PyTorch’s standard dropout with Bernoulli takes the rate p. The multiplicator will have mean 1 and standard deviation (p * (1-p))**0.5 / (1-p) = (p/(1-p))**0.5 (on the left side, the numerator (p*(1-p))**0.5 is the standard deviation of the Bernoulli and the denominator 1-p comes from the scaling.
So if you want to match more what (Bernoulli) Dropout does in terms of mean and std, you could take an argument p and use the standard deviation (p/(1-p))**0.5 instead of self.alpha.
(I think e.g. Keras’ Gaussian dropout does that, too.)
Almost!
I’d do the assert (or better RuntimeError, assert should be for “internal” dev errors) in the init and probably would just use torch.randn_like(…) * stddev. Other than that it looks good to me at first sight.
Thanks! Will leave the final implementation here in case it’s useful for someone else.

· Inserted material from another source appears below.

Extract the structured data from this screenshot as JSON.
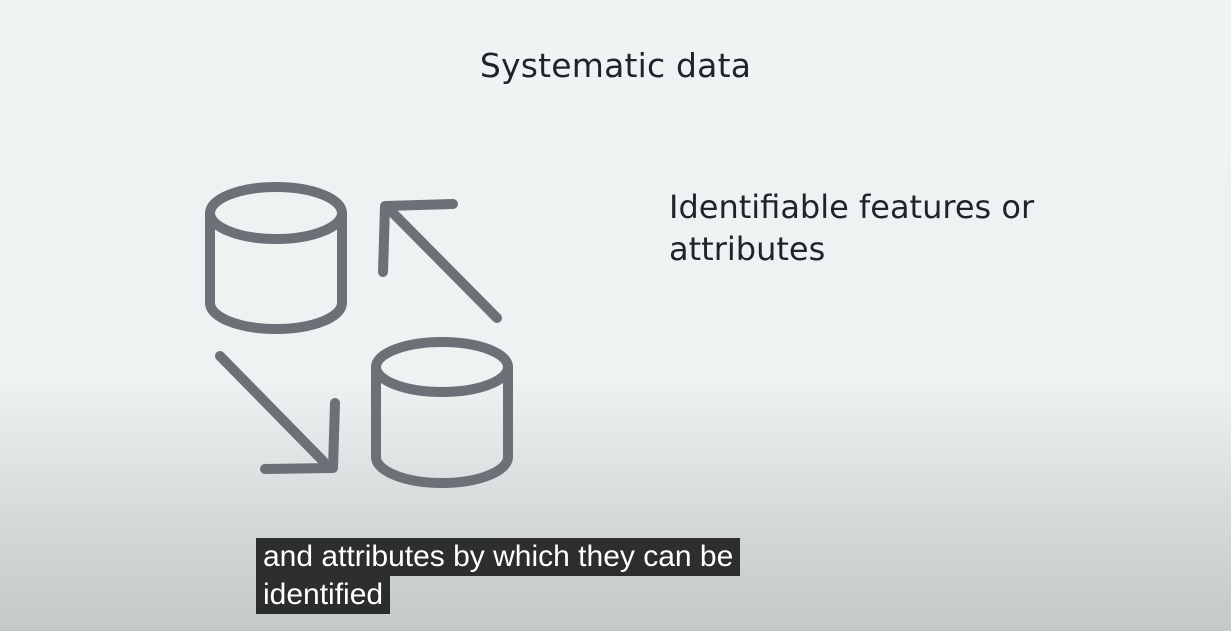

class GaussianDropout(nn.Module):
def __init__(self, p=0.5):
super(GaussianDropout, self).__init__()
if p <= 0 or p >= 1:
raise Exception("p value should accomplish 0 < p < 1")
self.p = p
def forward(self, x):
if self.training:
stddev = (self.p / (1.0 - self.p))**0.5
epsilon = torch.randn_like(x) * stddev
return x * epsilon
else:
return x
P.P.S.: For v2 of the code, I’d probably allow p=0. It can be handy to use a hyperparameter to disable dropout for experimentation (even if not having the module would be more efficient, but changing the structure this can lead to hickups e.g. with nn.Sequential when you want to compare parameters etc.).